100,000 Protestors Flood Streets of Rangoon in "Saffron Revolution"

World | September 24, 2007, Monday // 00:00

The seventh consecutive day of protests in Myanmar's biggest city Rangoon gathered more than 100,000 people in the strongest show of dissent against the ruling generals in nearly two decades.

The enormous show of strength drew a swift threat from the military government to "take action" against the monks, even as world leaders urged the junta to show restraint in dealing with the protests.

The monk-led protest marches in Burma against the country's brutal military government included between 10,000 and 20,000 monks in maroon robes with saffron sashes, who were constantly cheered up by tens of thousands of onlookers.

The protests lasted nearly five hours, ending with prayers at pagodas before the crowds returned to their homes.

Political dissidents based in Thailand said major protests also took place in Myanmar's second city of Mandalay, the western oil town of Sittwe, and the religious centre of Pakokku, but the reports were not confirmed.

In the first official reaction to a week of escalating protests led by the monks, state media reported that the religion minister, Brigadier General Thura Myint Maung, had issued a warning to senior clergy.

"If the monks go against the rules and regulations in the authority of the Buddhist teachings, we will take action under the existing law," state television quoted the minister as saying.

The protests began in a small way on August 19 as a demonstration against sudden increases in the price of fuel, but have daily gathered in strength. One monk group has called for the peaceful mass protests to continue until the fall of the junta.
The Buddhist clergy have never become involved in the pro-democracy movement before. Burma's 400,000-strong monkhood is publicly revered, posing a problem for the generals in how to handle the unrest.

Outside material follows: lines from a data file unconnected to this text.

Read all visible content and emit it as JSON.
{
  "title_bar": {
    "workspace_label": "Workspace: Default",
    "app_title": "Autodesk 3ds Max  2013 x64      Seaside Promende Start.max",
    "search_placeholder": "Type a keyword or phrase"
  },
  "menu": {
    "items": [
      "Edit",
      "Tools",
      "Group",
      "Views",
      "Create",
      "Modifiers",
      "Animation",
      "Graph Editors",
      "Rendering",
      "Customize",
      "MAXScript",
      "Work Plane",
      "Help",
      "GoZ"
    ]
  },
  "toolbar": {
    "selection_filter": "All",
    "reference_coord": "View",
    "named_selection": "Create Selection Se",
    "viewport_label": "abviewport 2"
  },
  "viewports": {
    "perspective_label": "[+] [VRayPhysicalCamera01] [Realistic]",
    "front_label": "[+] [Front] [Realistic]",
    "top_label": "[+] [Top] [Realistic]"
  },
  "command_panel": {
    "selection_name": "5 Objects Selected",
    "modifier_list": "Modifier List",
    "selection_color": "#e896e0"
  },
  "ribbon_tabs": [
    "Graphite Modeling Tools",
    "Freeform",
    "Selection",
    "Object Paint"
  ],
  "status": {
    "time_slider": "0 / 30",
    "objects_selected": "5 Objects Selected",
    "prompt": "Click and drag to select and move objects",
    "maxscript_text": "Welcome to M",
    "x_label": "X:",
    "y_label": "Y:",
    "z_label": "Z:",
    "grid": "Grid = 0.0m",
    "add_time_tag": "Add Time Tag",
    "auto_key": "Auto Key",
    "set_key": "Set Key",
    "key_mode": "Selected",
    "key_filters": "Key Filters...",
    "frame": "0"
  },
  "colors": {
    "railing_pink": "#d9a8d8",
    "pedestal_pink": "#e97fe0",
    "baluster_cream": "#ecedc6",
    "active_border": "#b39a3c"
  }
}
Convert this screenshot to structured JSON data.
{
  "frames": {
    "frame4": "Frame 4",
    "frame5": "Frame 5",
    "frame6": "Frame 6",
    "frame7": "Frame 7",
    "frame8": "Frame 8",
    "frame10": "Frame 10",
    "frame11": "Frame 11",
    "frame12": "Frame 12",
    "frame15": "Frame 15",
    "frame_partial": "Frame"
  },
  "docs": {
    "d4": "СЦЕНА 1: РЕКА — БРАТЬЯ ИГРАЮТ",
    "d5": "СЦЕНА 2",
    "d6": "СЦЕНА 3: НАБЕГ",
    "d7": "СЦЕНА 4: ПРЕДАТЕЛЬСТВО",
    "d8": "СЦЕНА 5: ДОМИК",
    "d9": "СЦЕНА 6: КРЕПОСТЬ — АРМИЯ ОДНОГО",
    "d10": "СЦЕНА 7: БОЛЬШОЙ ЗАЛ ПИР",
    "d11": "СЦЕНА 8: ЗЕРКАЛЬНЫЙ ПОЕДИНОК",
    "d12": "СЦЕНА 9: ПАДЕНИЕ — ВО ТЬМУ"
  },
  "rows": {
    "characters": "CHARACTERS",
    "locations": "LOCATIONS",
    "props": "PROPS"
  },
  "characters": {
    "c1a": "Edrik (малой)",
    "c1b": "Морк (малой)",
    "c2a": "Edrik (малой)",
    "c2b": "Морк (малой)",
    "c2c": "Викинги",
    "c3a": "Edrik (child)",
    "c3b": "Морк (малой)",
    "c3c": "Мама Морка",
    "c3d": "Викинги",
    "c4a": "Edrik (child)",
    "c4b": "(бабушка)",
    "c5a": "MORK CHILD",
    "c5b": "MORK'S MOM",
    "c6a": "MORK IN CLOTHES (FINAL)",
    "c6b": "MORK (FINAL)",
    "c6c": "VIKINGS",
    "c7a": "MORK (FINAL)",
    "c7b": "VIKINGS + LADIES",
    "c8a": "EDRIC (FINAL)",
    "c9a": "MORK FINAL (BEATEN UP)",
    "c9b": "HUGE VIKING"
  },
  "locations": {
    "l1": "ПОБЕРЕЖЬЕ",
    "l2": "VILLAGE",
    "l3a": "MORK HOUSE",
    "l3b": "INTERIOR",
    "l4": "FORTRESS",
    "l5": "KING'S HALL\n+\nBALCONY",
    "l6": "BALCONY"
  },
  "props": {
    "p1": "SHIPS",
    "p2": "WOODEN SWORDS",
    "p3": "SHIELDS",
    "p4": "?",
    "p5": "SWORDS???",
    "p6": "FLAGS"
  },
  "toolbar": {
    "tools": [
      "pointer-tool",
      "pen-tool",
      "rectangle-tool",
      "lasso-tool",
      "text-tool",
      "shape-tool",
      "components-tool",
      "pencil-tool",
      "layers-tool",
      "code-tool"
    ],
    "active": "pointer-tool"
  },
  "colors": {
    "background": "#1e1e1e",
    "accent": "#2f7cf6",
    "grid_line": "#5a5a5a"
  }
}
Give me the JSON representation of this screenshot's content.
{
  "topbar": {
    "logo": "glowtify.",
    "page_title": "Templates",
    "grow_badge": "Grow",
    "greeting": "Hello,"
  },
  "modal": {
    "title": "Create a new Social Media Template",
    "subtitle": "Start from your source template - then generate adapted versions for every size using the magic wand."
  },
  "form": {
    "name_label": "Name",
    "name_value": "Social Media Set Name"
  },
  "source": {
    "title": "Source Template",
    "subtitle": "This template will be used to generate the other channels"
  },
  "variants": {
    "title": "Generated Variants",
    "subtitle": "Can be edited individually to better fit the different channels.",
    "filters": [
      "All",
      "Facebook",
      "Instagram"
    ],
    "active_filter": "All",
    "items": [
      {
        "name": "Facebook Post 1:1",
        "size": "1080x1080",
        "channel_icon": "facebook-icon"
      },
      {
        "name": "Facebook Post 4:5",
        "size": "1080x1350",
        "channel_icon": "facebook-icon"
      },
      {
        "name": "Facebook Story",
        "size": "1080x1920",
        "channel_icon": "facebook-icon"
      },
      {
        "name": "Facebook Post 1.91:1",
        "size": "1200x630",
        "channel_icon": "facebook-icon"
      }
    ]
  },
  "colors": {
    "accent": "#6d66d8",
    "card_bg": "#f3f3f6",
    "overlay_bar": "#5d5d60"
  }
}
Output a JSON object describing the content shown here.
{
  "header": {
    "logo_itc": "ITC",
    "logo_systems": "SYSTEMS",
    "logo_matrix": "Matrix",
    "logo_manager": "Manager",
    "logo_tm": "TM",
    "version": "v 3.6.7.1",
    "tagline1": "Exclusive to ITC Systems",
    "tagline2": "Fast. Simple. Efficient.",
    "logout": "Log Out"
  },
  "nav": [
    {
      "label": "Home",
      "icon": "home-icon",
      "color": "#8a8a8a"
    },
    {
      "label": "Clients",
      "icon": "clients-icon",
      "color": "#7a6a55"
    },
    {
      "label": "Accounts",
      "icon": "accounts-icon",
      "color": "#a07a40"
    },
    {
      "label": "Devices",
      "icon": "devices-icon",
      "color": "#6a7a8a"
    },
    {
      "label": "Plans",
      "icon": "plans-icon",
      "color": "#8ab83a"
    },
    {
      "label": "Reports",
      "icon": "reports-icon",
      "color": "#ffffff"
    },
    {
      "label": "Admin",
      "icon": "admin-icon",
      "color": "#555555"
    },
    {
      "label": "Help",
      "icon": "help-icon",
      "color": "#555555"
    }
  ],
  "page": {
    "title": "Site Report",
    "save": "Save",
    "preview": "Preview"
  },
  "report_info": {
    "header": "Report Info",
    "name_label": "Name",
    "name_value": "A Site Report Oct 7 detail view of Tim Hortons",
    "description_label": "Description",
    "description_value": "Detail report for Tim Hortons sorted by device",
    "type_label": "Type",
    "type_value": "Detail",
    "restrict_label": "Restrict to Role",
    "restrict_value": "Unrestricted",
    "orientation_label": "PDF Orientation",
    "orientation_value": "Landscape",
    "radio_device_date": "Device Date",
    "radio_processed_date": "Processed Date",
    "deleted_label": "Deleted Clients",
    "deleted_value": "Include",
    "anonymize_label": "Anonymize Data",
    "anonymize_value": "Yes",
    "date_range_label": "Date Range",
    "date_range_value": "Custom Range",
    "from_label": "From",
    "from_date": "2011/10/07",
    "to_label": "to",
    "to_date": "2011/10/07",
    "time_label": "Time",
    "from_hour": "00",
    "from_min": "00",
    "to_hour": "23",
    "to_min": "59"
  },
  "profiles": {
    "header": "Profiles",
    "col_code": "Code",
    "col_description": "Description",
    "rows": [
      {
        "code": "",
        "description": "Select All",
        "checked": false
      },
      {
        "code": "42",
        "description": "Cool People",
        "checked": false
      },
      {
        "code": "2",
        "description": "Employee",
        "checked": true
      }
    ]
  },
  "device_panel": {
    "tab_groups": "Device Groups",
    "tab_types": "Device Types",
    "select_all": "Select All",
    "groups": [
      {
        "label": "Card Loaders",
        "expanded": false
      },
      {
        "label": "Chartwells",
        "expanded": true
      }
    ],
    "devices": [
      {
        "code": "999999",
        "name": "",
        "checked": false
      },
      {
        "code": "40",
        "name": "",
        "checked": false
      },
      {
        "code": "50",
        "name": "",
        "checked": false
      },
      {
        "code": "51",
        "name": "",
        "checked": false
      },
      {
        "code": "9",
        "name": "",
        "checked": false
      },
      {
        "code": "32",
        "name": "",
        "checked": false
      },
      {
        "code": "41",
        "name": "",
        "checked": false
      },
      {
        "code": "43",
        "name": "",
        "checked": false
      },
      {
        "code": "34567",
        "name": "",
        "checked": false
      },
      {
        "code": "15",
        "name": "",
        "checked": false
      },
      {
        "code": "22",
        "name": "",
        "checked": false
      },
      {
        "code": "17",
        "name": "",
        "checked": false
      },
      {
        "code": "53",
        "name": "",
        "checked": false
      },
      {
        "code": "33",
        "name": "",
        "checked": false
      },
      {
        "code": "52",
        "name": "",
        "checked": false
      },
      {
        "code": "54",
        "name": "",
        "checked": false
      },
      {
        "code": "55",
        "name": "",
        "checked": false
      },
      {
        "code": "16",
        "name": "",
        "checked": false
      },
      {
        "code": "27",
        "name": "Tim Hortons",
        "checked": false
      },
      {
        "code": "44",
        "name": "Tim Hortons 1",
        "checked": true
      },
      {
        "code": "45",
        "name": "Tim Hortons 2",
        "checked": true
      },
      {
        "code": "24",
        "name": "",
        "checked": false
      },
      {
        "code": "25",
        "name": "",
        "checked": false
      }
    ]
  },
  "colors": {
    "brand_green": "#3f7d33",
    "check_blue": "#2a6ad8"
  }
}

After heavy handed efforts to put down demonstrations earlier in the month, the military junta has recently been more restrained, even allowing a large group of monks to march past the house of the detained Nobel Laureate and democracy leader Aung San Suu Kyi and pray with her on Saturday.

But the rapidly growing scale of the demonstrations - from a few thousand a week ago to tens of thousands over the weekend - inevitably raises fears of another attempt at suppression by a dictatorship which usually tolerates no challenge whatsoever to its authority.